México ha logrado consolidar un poderoso motor de crecimiento en las exportaciones pero se ha rezagado dramáticamente en el mercado interno. Dos cosas ilustran lo anterior: una es, simple y llanamente, las diferencias en el crecimiento de la productividad; mientras que las empresas y sectores exportadores muestran espectaculares tasas de crecimiento de la productividad, el sector manufacturero tradicional experimenta una productividad negativa año con año. Así, aunque el promedio de crecimiento en la productividad se ve tétrico, ese número esconde más de lo que revela, y lo que revela es un problema político y social que sucesivos gobiernos han estado indispuestos a atacar: han preferido el statu quo, así implique éste un empobrecimiento sistemático, que el riesgo del proceso de cambio y ajuste que sería necesario llevar a cabo para darle una oportunidad de crecimiento a esa economía rezagada. La preocupación por el riesgo es razonable, toda vez que algo así como el 80% de la población empleada en manufacturas se concentra en la economía “vieja”, pero las consecuencias de seguir por ese camino no son nada promisorias: baste ver otros casos al sur del continente.

El otro ejemplo ocurrió en 2009. Cuando comenzó la crisis estadounidense, muchos economistas anticipaban que, dado que el país exporta el equivalente a la tercera parte del PIB, la contracción de nuestra economía sería aproximadamente de una tercera parte de la recesión estadounidense. Pero ocurrió lo contrario: la contracción fue tres veces superior. En lugar de que la economía interna sacara al país a flote, su contracción evidenció su dependencia respecto a la demanda generada por la derrama económica que producen las exportaciones.

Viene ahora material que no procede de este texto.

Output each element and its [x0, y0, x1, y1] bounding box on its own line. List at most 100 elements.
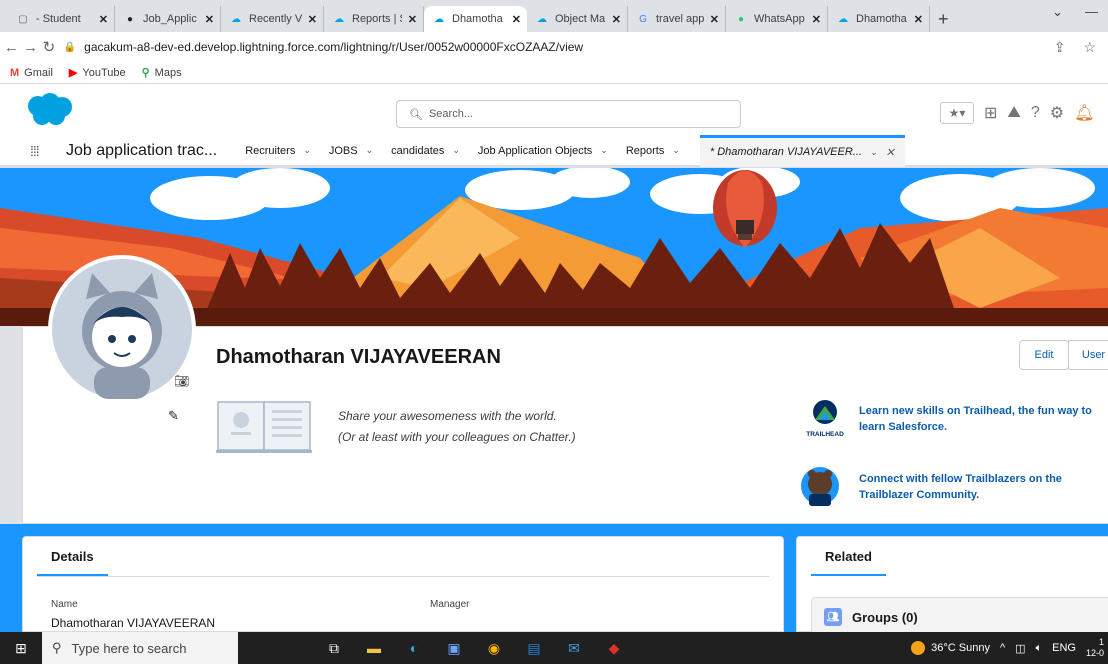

El gobierno actual está intentando construir un nuevo motor de crecimiento en la forma de gasto público deficitario e inversión en infraestructura. No se trata de una forma innovadora de promover el crecimiento pero, dado el evidente déficit en infraestructura que padece el país, todo ayuda. El problema radica en otra parte: como vimos entre los setenta y los noventa, ese no es un motor que pueda ser perdurable porque entraña el riesgo de exacerbar el crecimiento de las importaciones y, con ello, una crisis cambiaria. Con esto no pretendo ser catastrofista: con mesura todo funciona;  pero los antecedentes históricos no son generosos en pruebas de mesura y moderación.

La viabilidad de largo plazo de la economía reside en algo que Grondona entendía muy bien: la única forma de lograr el desarrollo es mediante la constitución de un mercado fuerte y de un Estado fuerte, ambos en contrapeso, limitando los excesos de cada uno. Un mercado fuerte impide que el gobierno se extralimite y emprenda políticas contraproducentes y costosas. Un gobierno fuerte establece reglas del juego para que el mercado pueda funcionar con eficacia. Todos los países exitosos tienen una buena combinación de estos dos factores.

Simplificando, sin afán de generalizar en exceso, me parece que hay dos tipos de países: los que cuentan con un equilibrio entre Estado y mercado (equilibrio muy distinto en Hong Kong que en Francia, pero ambos con mercado y gobierno fuertes) y los que no lo tienen. Muy pocos países han logrado transitar de estructuras económicas y estatales precarias a un mercado consolidado. La crisis europea de los últimos años ha exhibido tanto la ausencia de equilibrio en algunas naciones (vgr. Grecia) como lo insostenible del equilibrio existente en otros (vgr. España).

Pero sólo un puñado de naciones ha logrado una transición exitosa: ejemplos evidentes son Corea y Chile. La fortaleza de estas dos naciones reside en haberse dedicado a construir los cimientos y andamios de una economía y Estado modernos. Cada uno siguió su camino particular y ninguno fue libre de abusos y violencia, pero ambos tienen algo importante que enseñarnos. La pregunta es por qué nuestra propensión a querer imitar casos perdedores (o, al menos, no ganadores) como Brasil, en lugar de observar a los que han dado el gran salto. Ese es nuestro reto y si el gobierno no lo intenta, acabará igual que todos los anteriores.